Even during the first Trump Presidency, he said China was rather exposed to American tariffs. Today he says that China’s exports to the USA is 400 billion US dollars for a gross domestic product of 20 trillion dollars in the United States.
“This is two percent of their economy,” he said. “Yes, it hurts, but if you grow an economy with five percent and have a unique loss of two percent, it is not as important as you really think.”

He says China has a long -term strategy and a clear plan for what it would do as soon as American tariffs were imposed.
Compare that, he says, with the chaotic approach from Washington, whose tariff rate in China is changing again and again. When the markets dived last week, Trump unilaterally reduced things with comprehensive exceptions. His top cabinet picks offered completely different reasons for the tariffs, which sometimes even contradict each other. Some said the tariffs were permanent and are said to increase income, while others said they were a leverage for the exact trade concessions.
“I am an American, I support my country, I want the Americans to win this trade war,” said Hakimian, “but I also have to be objective because I am a global asset manager and that is my job. Obviously, the Chinese are more prepared for it.”
A higher pain tolerance
Two well -known China experts published a research paper in the Washington Quarterly last week, in which Beijing’s emerging strategy was listed.
Evan Medeiros and Andrew Polk wrote about what they described China’s “precision -led economic ammunition” that go beyond critical mineral controls. This includes taking the antitrust law examinations into account. After the last US trade war, China introduced a determination of the unreliable entity list, which could make it more difficult for targeted companies to do business in the country.
US President Donald Trump says that China manipulates his currency to get the effects of US tariffs. Andrew Chang explains China’s strictly controlled exchange rate system and why currency manipulation is not so clear. Pictures of Getty Images, the Canadian press and Reuters.
China above all has a higher pain tolerance in a trade war.
According to Wang, the China Communist Party does not have to worry about angered consumers who are upset about the economic effects of a trade war as the American government.
“In view of the entire chaos in the USA, it is still an electoral system. President Trump and his cabinet still have to observe how the surveys will react to the situation,” she said.
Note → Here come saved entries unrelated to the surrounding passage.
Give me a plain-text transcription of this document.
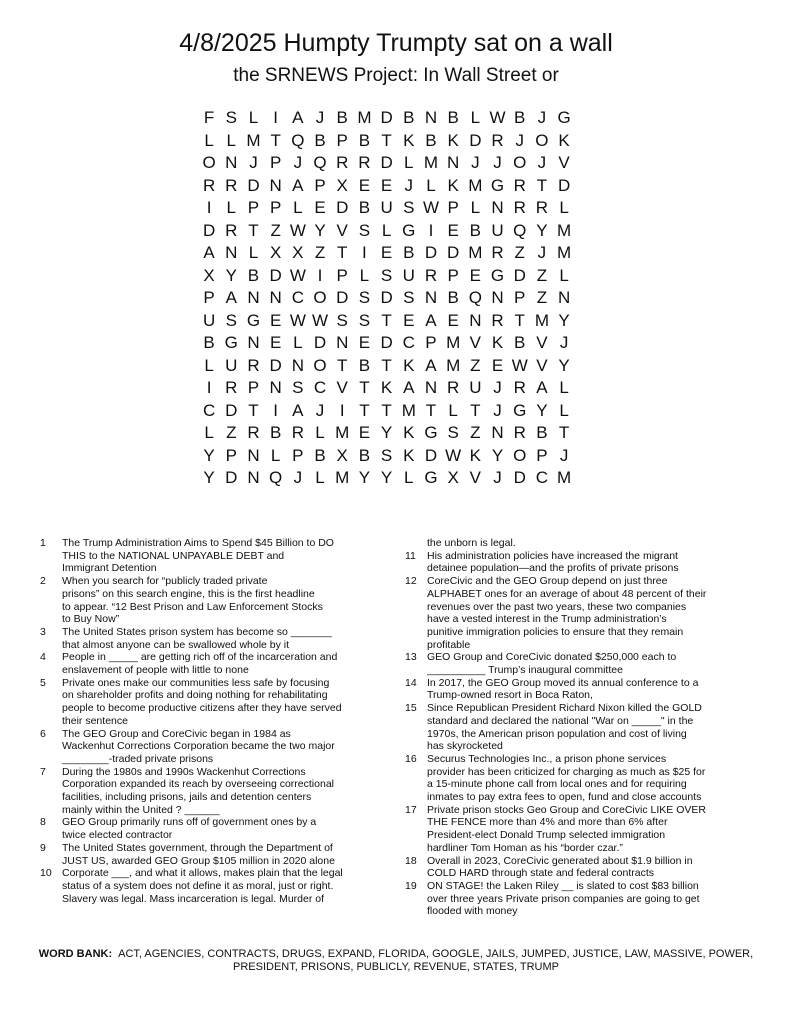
4/8/2025 Humpty Trumpty sat on a wall
the SRNEWS Project: In Wall Street or
F S L I A J B M D B N B L W B J G
L L M T Q B P B T K B K D R J O K
O N J P J Q R R D L M N J J O J V
R R D N A P X E E J L K M G R T D
I L P P L E D B U S W P L N R R L
D R T Z W Y V S L G I E B U Q Y M
A N L X X Z T I E B D D M R Z J M
X Y B D W I P L S U R P E G D Z L
P A N N C O D S D S N B Q N P Z N
U S G E W W S S T E A E N R T M Y
B G N E L D N E D C P M V K B V J
L U R D N O T B T K A M Z E W V Y
I R P N S C V T K A N R U J R A L
C D T I A J I T T M T L T J G Y L
L Z R B R L M E Y K G S Z N R B T
Y P N L P B X B S K D W K Y O P J
Y D N Q J L M Y Y L G X V J D C M
1	The Trump Administration Aims to Spend $45 Billion to DO
THIS to the NATIONAL UNPAYABLE DEBT and
Immigrant Detention
2	When you search for “publicly traded private
prisons” on this search engine, this is the first headline
to appear. “12 Best Prison and Law Enforcement Stocks
to Buy Now”
3	The United States prison system has become so _______
that almost anyone can be swallowed whole by it
4	People in _____ are getting rich off of the incarceration and
enslavement of people with little to none
5	Private ones make our communities less safe by focusing
on shareholder profits and doing nothing for rehabilitating
people to become productive citizens after they have served
their sentence
6	The GEO Group and CoreCivic began in 1984 as
Wackenhut Corrections Corporation became the two major
________-traded private prisons
7	During the 1980s and 1990s Wackenhut Corrections
Corporation expanded its reach by overseeing correctional
facilities, including prisons, jails and detention centers
mainly within the United ? ______
8	GEO Group primarily runs off of government ones by a
twice elected contractor
9	The United States government, through the Department of
JUST US, awarded GEO Group $105 million in 2020 alone
10 Corporate ___, and what it allows, makes plain that the legal
status of a system does not define it as moral, just or right.
Slavery was legal. Mass incarceration is legal. Murder of
the unborn is legal.
11	His administration policies have increased the migrant
detainee population—and the profits of private prisons
12 CoreCivic and the GEO Group depend on just three
ALPHABET ones for an average of about 48 percent of their
revenues over the past two years, these two companies
have a vested interest in the Trump administration’s
punitive immigration policies to ensure that they remain
profitable
13 GEO Group and CoreCivic donated $250,000 each to
__________ Trump’s inaugural committee
14 In 2017, the GEO Group moved its annual conference to a
Trump-owned resort in Boca Raton,
15 Since Republican President Richard Nixon killed the GOLD
standard and declared the national "War on _____" in the
1970s, the American prison population and cost of living
has skyrocketed
16 Securus Technologies Inc., a prison phone services
provider has been criticized for charging as much as $25 for
a 15-minute phone call from local ones and for requiring
inmates to pay extra fees to open, fund and close accounts
17 Private prison stocks Geo Group and CoreCivic LIKE OVER
THE FENCE more than 4% and more than 6% after
President-elect Donald Trump selected immigration
hardliner Tom Homan as his “border czar.”
18 Overall in 2023, CoreCivic generated about $1.9 billion in
COLD HARD through state and federal contracts
19 ON STAGE! the Laken Riley __ is slated to cost $83 billion
over three years Private prison companies are going to get
flooded with money
WORD BANK: ACT, AGENCIES, CONTRACTS, DRUGS, EXPAND, FLORIDA, GOOGLE, JAILS, JUMPED, JUSTICE, LAW, MASSIVE, POWER, PRESIDENT, PRISONS, PUBLICLY, REVENUE, STATES, TRUMP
Put all of this together, and the Chinese approach to the trade war takes shape. The Chinese leadership believes that it can cause real pain, even if it uses the crisis to strengthen relationships with neighboring countries.
The difficult part of conflicts is to find a way out. The United States seems to have thought that China could force it on the table and precise concessions on its conditions. Just a few weeks after the beginning of this trade war, this is more complicated than many thought.